Mal tinham acabado de se sentar à mesa para começar a comer, ouviram bater à porta. O Sr. Coelho levantou-se e foi abrir.

«Sr. Coelho, que bom voltar a vê-lo!», exclamou o Sr. Leitão.

«Está com ótimo aspeto!», elogiou a Dona Crista.

«Nota-se que foi muito bem tratado», afirmou o Sr. Cascos.

«Muito obrigado, meus caros!», agradeceu o Sr. Coelho. «O que os tráz por aqui hoje?».

«Estávamos a passar pelas redondezas e não conseguimos ignorar este cheiro apetitoso que se sente à distância», admitiu a Dona Crista.

«E, por acaso, já comia qualquer coisa», disse o Sr. Cascos, enquanto os outros dois animais concordavam com ele, abanando a cabeça.

«Então estão com sorte, que há espaço para mais três à mesa e a sopa da Dona Lebre ainda está quente», ressalvou o Sr. Coelho. «Entrem e venham almoçar connosco».

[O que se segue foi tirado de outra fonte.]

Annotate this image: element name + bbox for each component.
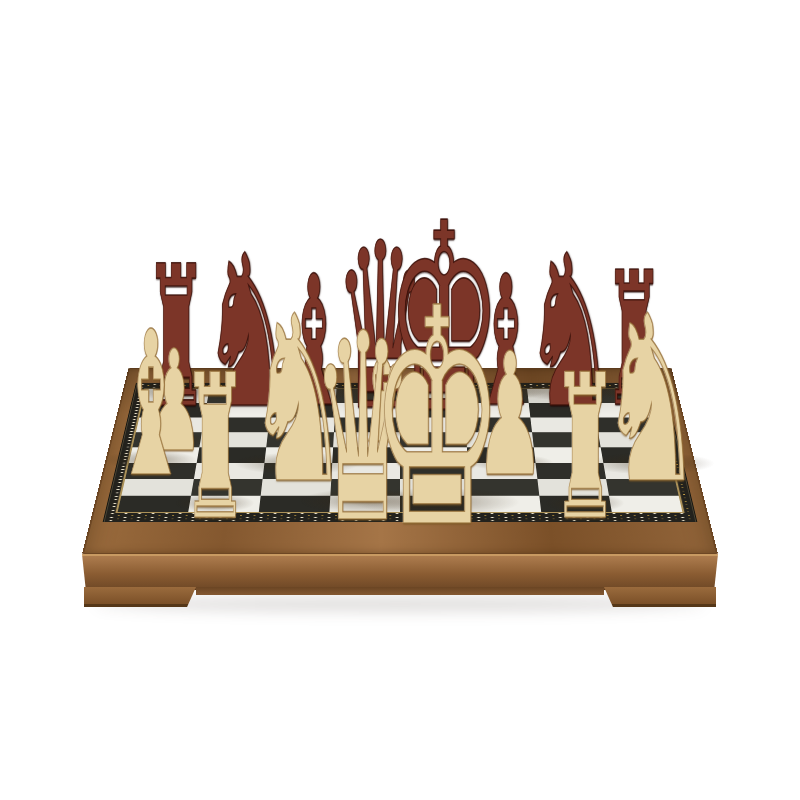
board-foot-right bbox=[604, 587, 716, 607]
piece-light-rook-b1[interactable]: ♜ bbox=[182, 348, 247, 548]
board-foot-left bbox=[84, 587, 196, 607]
piece-light-bishop-a3[interactable]: ♝ bbox=[114, 305, 189, 505]
piece-light-king-e1[interactable]: ♚ bbox=[370, 270, 504, 570]
piece-light-rook-g1[interactable]: ♜ bbox=[553, 348, 618, 548]
pieces-layer: ♜♞♝♛♚♝♞♜♝♟♝♟♞♞♛♜♚♜ bbox=[0, 0, 800, 800]
product-photo-canvas: ♜♞♝♛♚♝♞♜♝♟♝♟♞♞♛♜♚♜ bbox=[0, 0, 800, 800]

Sem hesitar, os três aceitaram o convite e entraram.

«Trago aqui três convidados que não resistiram ao cheiro da tua sopa», disse o Sr. Coelho ao entrar na cozinha.

«Ora, sejam bem-vindos!», cumprimentou a Dona Lebre. «Sentem-se, por favor, que eu vou já servir-vos».

Então, levantou-se e serviu três tigelas que colocou à frente de cada um dos animais.

«Bom apetite!».

A vontade de provarem aquela sopa era tanta que, assim que receberam as suas tigelas, começaram logo a comer.

De súbito, a Dona Crista pôs-se a cacarejar e a dar às asas de forma bastante atrapalhada.

«Ai, ai, ai! O que é isto?!», exclamou ela, cuspindo tudo o que acabara de meter no bico.

Quando olhou para a sua tigela, reparou que não tinha nem uma gota de sopa lá dentro. Em vez disso, estava cheia de barbas de milho secas.

Ao mesmo tempo, o Sr. Leitão começou a roncar muito desagradado, assim que se apercebeu que a sua tigela estava cheia de restos de maçã todos roídos e oxidados.

Já o Sr. Cascos, desatou a relinchar, arrepiado, quando percebeu que tinha a boca cheia de sementes de abóbora, que era a única coisa que a sua tigela continha.

O Sr. Coelho ficou espantado ao ver a reação dos animais e depois olhou para a Dona Lebre.

«Alguém tem alguma coisa para dizer?», perguntou ela tranquilamente.

O Sr. Leitão, a Dona Crista e o Sr. Cascos evitaram responder-lhe ou cruzar olhares com o dela, cada um fitando a respetiva tigela cheia de restos, com um ar embaraçado. Já a Dona Lebre e o Sr. Coelho, continuaram a deliciar-se com uma boa dose de sopa quente e saborosa, fruto do seu trabalho conjunto.